Work on your footwork and keep your hands up.
In my second fight ever you’ll notice a few things:
My stance is hunched over, actually moving my face closer to my opponent
My arms are wide and basically useless from a defensive perspective
Chris’ mom is from Southie
She wants me to die
Fast forward to my seventh fight and you’ll notice a few things:
I bring my hands back to protect my face (important)
I still move around a lot but I’m wasting less energy (nice)
Omar hasn’t skipped a meal since second grade
Omar knows a talented tattoo artist
Now don’t get me wrong, I’m no Willy Pep. My defense is far from, in the words of Mike Tyson, “impregnable”. In reflection, the first clip is reminiscent of my presentation style in my first year of consulting: chaotic, full of sound and fury, but signifying nothing.

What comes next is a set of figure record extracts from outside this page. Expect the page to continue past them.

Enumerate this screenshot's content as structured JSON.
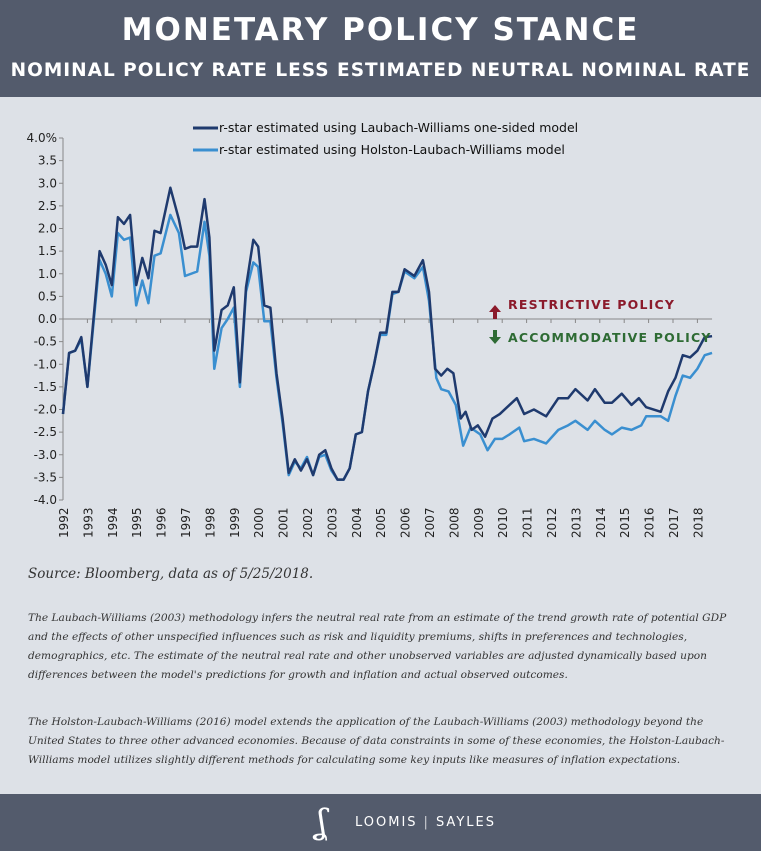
{
  "header": {
    "title": "MONETARY POLICY STANCE",
    "subtitle": "NOMINAL POLICY RATE LESS ESTIMATED NEUTRAL NOMINAL RATE"
  },
  "chart_data": {
    "type": "line",
    "title": "MONETARY POLICY STANCE",
    "subtitle": "NOMINAL POLICY RATE LESS ESTIMATED NEUTRAL NOMINAL RATE",
    "ylim": [
      -4.0,
      4.0
    ],
    "xlim": [
      1992,
      2018.6
    ],
    "y_ticks": [
      "4.0%",
      "3.5",
      "3.0",
      "2.5",
      "2.0",
      "1.5",
      "1.0",
      "0.5",
      "0.0",
      "-0.5",
      "-1.0",
      "-1.5",
      "-2.0",
      "-2.5",
      "-3.0",
      "-3.5",
      "-4.0"
    ],
    "x_ticks": [
      "1992",
      "1993",
      "1994",
      "1995",
      "1996",
      "1997",
      "1998",
      "1999",
      "2000",
      "2001",
      "2002",
      "2003",
      "2004",
      "2005",
      "2006",
      "2007",
      "2008",
      "2009",
      "2010",
      "2011",
      "2012",
      "2013",
      "2014",
      "2015",
      "2016",
      "2017",
      "2018"
    ],
    "legend_position": "top-center",
    "annotations": {
      "restrictive": "RESTRICTIVE POLICY",
      "accommodative": "ACCOMMODATIVE POLICY",
      "restrictive_color": "#8b1a2b",
      "accommodative_color": "#2e6b34"
    },
    "series": [
      {
        "name": "r-star estimated using Laubach-Williams one-sided model",
        "color": "#1f3a6e",
        "points": [
          [
            1992,
            -2.1
          ],
          [
            1992.25,
            -0.75
          ],
          [
            1992.5,
            -0.7
          ],
          [
            1992.75,
            -0.4
          ],
          [
            1993,
            -1.5
          ],
          [
            1993.5,
            1.5
          ],
          [
            1993.75,
            1.2
          ],
          [
            1994,
            0.75
          ],
          [
            1994.25,
            2.25
          ],
          [
            1994.5,
            2.1
          ],
          [
            1994.75,
            2.3
          ],
          [
            1995,
            0.75
          ],
          [
            1995.25,
            1.35
          ],
          [
            1995.5,
            0.9
          ],
          [
            1995.75,
            1.95
          ],
          [
            1996,
            1.9
          ],
          [
            1996.4,
            2.9
          ],
          [
            1996.75,
            2.2
          ],
          [
            1997,
            1.55
          ],
          [
            1997.25,
            1.6
          ],
          [
            1997.5,
            1.6
          ],
          [
            1997.8,
            2.65
          ],
          [
            1998,
            1.8
          ],
          [
            1998.2,
            -0.7
          ],
          [
            1998.5,
            0.2
          ],
          [
            1998.75,
            0.3
          ],
          [
            1999,
            0.7
          ],
          [
            1999.25,
            -1.4
          ],
          [
            1999.5,
            0.7
          ],
          [
            1999.8,
            1.75
          ],
          [
            2000,
            1.6
          ],
          [
            2000.25,
            0.3
          ],
          [
            2000.5,
            0.25
          ],
          [
            2000.75,
            -1.2
          ],
          [
            2001,
            -2.2
          ],
          [
            2001.25,
            -3.4
          ],
          [
            2001.5,
            -3.1
          ],
          [
            2001.75,
            -3.35
          ],
          [
            2002,
            -3.1
          ],
          [
            2002.25,
            -3.45
          ],
          [
            2002.5,
            -3.0
          ],
          [
            2002.75,
            -2.9
          ],
          [
            2003,
            -3.3
          ],
          [
            2003.25,
            -3.55
          ],
          [
            2003.5,
            -3.55
          ],
          [
            2003.75,
            -3.3
          ],
          [
            2004,
            -2.55
          ],
          [
            2004.25,
            -2.5
          ],
          [
            2004.5,
            -1.6
          ],
          [
            2004.75,
            -1.0
          ],
          [
            2005,
            -0.3
          ],
          [
            2005.25,
            -0.3
          ],
          [
            2005.5,
            0.6
          ],
          [
            2005.75,
            0.6
          ],
          [
            2006,
            1.1
          ],
          [
            2006.4,
            0.95
          ],
          [
            2006.75,
            1.3
          ],
          [
            2007,
            0.6
          ],
          [
            2007.25,
            -1.1
          ],
          [
            2007.5,
            -1.25
          ],
          [
            2007.75,
            -1.1
          ],
          [
            2008,
            -1.2
          ],
          [
            2008.3,
            -2.2
          ],
          [
            2008.5,
            -2.05
          ],
          [
            2008.75,
            -2.45
          ],
          [
            2009,
            -2.35
          ],
          [
            2009.3,
            -2.6
          ],
          [
            2009.6,
            -2.2
          ],
          [
            2009.9,
            -2.1
          ],
          [
            2010.3,
            -1.9
          ],
          [
            2010.6,
            -1.75
          ],
          [
            2010.9,
            -2.1
          ],
          [
            2011.3,
            -2.0
          ],
          [
            2011.8,
            -2.15
          ],
          [
            2012.3,
            -1.75
          ],
          [
            2012.7,
            -1.75
          ],
          [
            2013.0,
            -1.55
          ],
          [
            2013.5,
            -1.8
          ],
          [
            2013.8,
            -1.55
          ],
          [
            2014.2,
            -1.85
          ],
          [
            2014.5,
            -1.85
          ],
          [
            2014.9,
            -1.65
          ],
          [
            2015.3,
            -1.9
          ],
          [
            2015.6,
            -1.75
          ],
          [
            2015.9,
            -1.95
          ],
          [
            2016.5,
            -2.05
          ],
          [
            2016.8,
            -1.6
          ],
          [
            2017.1,
            -1.3
          ],
          [
            2017.4,
            -0.8
          ],
          [
            2017.7,
            -0.85
          ],
          [
            2018.0,
            -0.7
          ],
          [
            2018.3,
            -0.4
          ],
          [
            2018.6,
            -0.38
          ]
        ]
      },
      {
        "name": "r-star estimated using Holston-Laubach-Williams model",
        "color": "#3a8fd0",
        "points": [
          [
            1992,
            -2.1
          ],
          [
            1992.25,
            -0.75
          ],
          [
            1992.5,
            -0.7
          ],
          [
            1992.75,
            -0.45
          ],
          [
            1993,
            -1.5
          ],
          [
            1993.5,
            1.3
          ],
          [
            1993.75,
            1.0
          ],
          [
            1994,
            0.5
          ],
          [
            1994.25,
            1.9
          ],
          [
            1994.5,
            1.75
          ],
          [
            1994.75,
            1.8
          ],
          [
            1995,
            0.3
          ],
          [
            1995.25,
            0.85
          ],
          [
            1995.5,
            0.35
          ],
          [
            1995.75,
            1.4
          ],
          [
            1996,
            1.45
          ],
          [
            1996.4,
            2.3
          ],
          [
            1996.75,
            1.9
          ],
          [
            1997,
            0.95
          ],
          [
            1997.5,
            1.05
          ],
          [
            1997.8,
            2.15
          ],
          [
            1998,
            1.4
          ],
          [
            1998.2,
            -1.1
          ],
          [
            1998.5,
            -0.2
          ],
          [
            1998.75,
            0.0
          ],
          [
            1999,
            0.25
          ],
          [
            1999.25,
            -1.5
          ],
          [
            1999.5,
            0.6
          ],
          [
            1999.8,
            1.25
          ],
          [
            2000,
            1.15
          ],
          [
            2000.25,
            -0.05
          ],
          [
            2000.5,
            -0.05
          ],
          [
            2000.75,
            -1.3
          ],
          [
            2001,
            -2.3
          ],
          [
            2001.25,
            -3.45
          ],
          [
            2001.5,
            -3.15
          ],
          [
            2001.75,
            -3.3
          ],
          [
            2002,
            -3.05
          ],
          [
            2002.25,
            -3.45
          ],
          [
            2002.5,
            -3.05
          ],
          [
            2002.75,
            -3.0
          ],
          [
            2003,
            -3.35
          ],
          [
            2003.25,
            -3.55
          ],
          [
            2003.5,
            -3.55
          ],
          [
            2003.75,
            -3.3
          ],
          [
            2004,
            -2.55
          ],
          [
            2004.25,
            -2.5
          ],
          [
            2004.5,
            -1.6
          ],
          [
            2004.75,
            -1.0
          ],
          [
            2005,
            -0.35
          ],
          [
            2005.25,
            -0.35
          ],
          [
            2005.5,
            0.55
          ],
          [
            2005.75,
            0.6
          ],
          [
            2006,
            1.05
          ],
          [
            2006.4,
            0.9
          ],
          [
            2006.75,
            1.15
          ],
          [
            2007,
            0.4
          ],
          [
            2007.3,
            -1.3
          ],
          [
            2007.5,
            -1.55
          ],
          [
            2007.8,
            -1.6
          ],
          [
            2008.1,
            -1.9
          ],
          [
            2008.4,
            -2.8
          ],
          [
            2008.7,
            -2.4
          ],
          [
            2009.1,
            -2.55
          ],
          [
            2009.4,
            -2.9
          ],
          [
            2009.7,
            -2.65
          ],
          [
            2010.0,
            -2.65
          ],
          [
            2010.3,
            -2.55
          ],
          [
            2010.7,
            -2.4
          ],
          [
            2010.9,
            -2.7
          ],
          [
            2011.3,
            -2.65
          ],
          [
            2011.8,
            -2.75
          ],
          [
            2012.3,
            -2.45
          ],
          [
            2012.7,
            -2.35
          ],
          [
            2013.0,
            -2.25
          ],
          [
            2013.5,
            -2.45
          ],
          [
            2013.8,
            -2.25
          ],
          [
            2014.2,
            -2.45
          ],
          [
            2014.5,
            -2.55
          ],
          [
            2014.9,
            -2.4
          ],
          [
            2015.3,
            -2.45
          ],
          [
            2015.7,
            -2.35
          ],
          [
            2015.9,
            -2.15
          ],
          [
            2016.5,
            -2.15
          ],
          [
            2016.8,
            -2.25
          ],
          [
            2017.1,
            -1.7
          ],
          [
            2017.4,
            -1.25
          ],
          [
            2017.7,
            -1.3
          ],
          [
            2018.0,
            -1.1
          ],
          [
            2018.3,
            -0.8
          ],
          [
            2018.6,
            -0.75
          ]
        ]
      }
    ]
  },
  "source": "Source: Bloomberg, data as of 5/25/2018.",
  "notes": [
    "The Laubach-Williams (2003) methodology infers the neutral real rate from an estimate of the trend growth rate of potential GDP and the effects of other unspecified influences such as risk and liquidity premiums, shifts in preferences and technologies, demographics, etc. The estimate of the neutral real rate and other unobserved variables are adjusted dynamically based upon differences between the model's predictions for growth and inflation and actual observed outcomes.",
    "The Holston-Laubach-Williams (2016) model extends the application of the Laubach-Williams (2003) methodology beyond the United States to three other advanced economies. Because of data constraints in some of these economies, the Holston-Laubach-Williams model utilizes slightly different methods for calculating some key inputs like measures of inflation expectations."
  ],
  "footer": {
    "logo_mark": "LS",
    "logo_text_left": "LOOMIS",
    "logo_text_right": "SAYLES"
  }
}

The first few years I presented anything I tried to blind my audience with science, throw numbers at them from left, right, and center. Just trying to get by with a good overhand right. What I failed to do was read the room. My barrage of data points failed to provide time for people to absorb what the hell I said, and didn’t leave space for them to add to the conversation.
When I think about where I’m at now in my presentation style, I think of the second video - more deliberate, concise and thoughtful, but probably still need to keep my chin down.

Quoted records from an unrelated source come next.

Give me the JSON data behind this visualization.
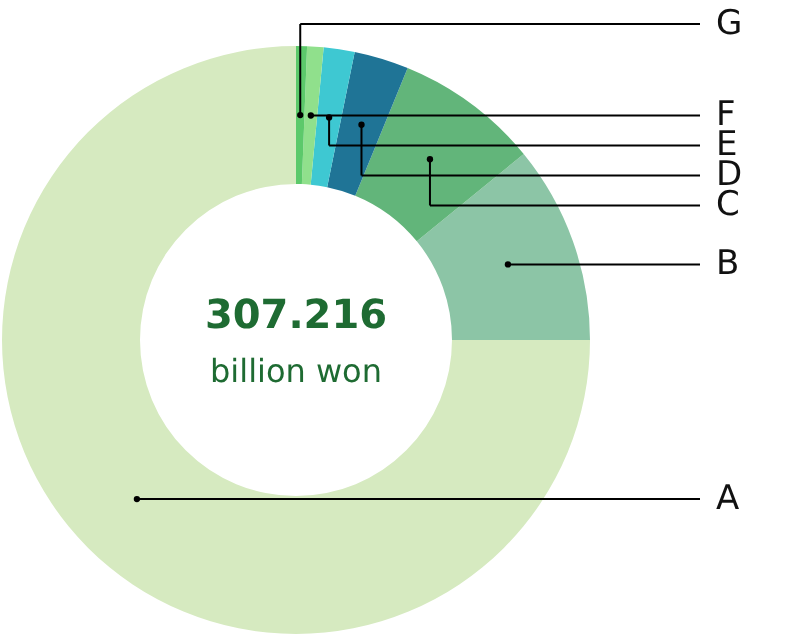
{
  "chart_data": {
    "type": "donut",
    "categories": [
      "A",
      "B",
      "C",
      "D",
      "E",
      "F",
      "G"
    ],
    "values": [
      75.0,
      10.9,
      7.9,
      3.0,
      1.7,
      0.9,
      0.6
    ],
    "colors": [
      "#d6eac0",
      "#8cc5a6",
      "#62b57a",
      "#1f7496",
      "#3ec8d2",
      "#90e08c",
      "#5cc96b"
    ],
    "annotations": [
      "307.216",
      "billion won"
    ]
  }
}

You know when you are in a real negotiation just like you know when you are in a real fight
A fight is exactly that, a fight. As Triple G, Gennadiy Gennadyevich Golovkin perfectly explained,
“You don’t play boxing.”
If you’ve ever found yourself in a serious negotiation, you know what I’m talking about. It feels like the air stands still and the world outside that moment is cloaked behind an iron curtain. The same is true in a fight, or a sparring match that goes sideways. Both have an unmistakable and visceral shift in tone.
Fall in love with the process.
In the words of Marvelous Marvin,
“You have to enjoy it like a boy, but play it like a man.”
For each fight camp he’d hole up at an old, run down inn in Provincetown, the furthest tip on the state of Massachusetts. In the winter months he’d run the snowy dunes in work boots, visualizing his opponent training in sunny California or Florida. Local residents said he used to mutter “WAR…WAR…WAR”, as he ran, the cold air exposing his breath in the early morning. Pretty much the only other time he’d leave the seclusion of his room would be to spar in a makeshift ring in the hotel’s lobby.
Hagler loved the process of preparing for battle. He relished it. He felt at home when he was lost in it. And then, after 67 bouts…he packed it all up and moved to Italy to become an action movie star. Bet you didn’t see that end coming!
I’m not saying we all have to become actors in our twilight years or quit what we are doing abruptly. But there’s a romantic quality to how he fell in love with his craft, how he let it consume him, and how he was able to hang up his gloves without a regret (even after losing in controversial fashion to Sugar Ray Leonard in his final fight). If I look back like Hagler on my career, I’d be a happy man.
Now back to working on my craft.
CJ very cool you were a young cobra Kai. Very fun to watch!
This is great CJ. Thanks for sharing your story!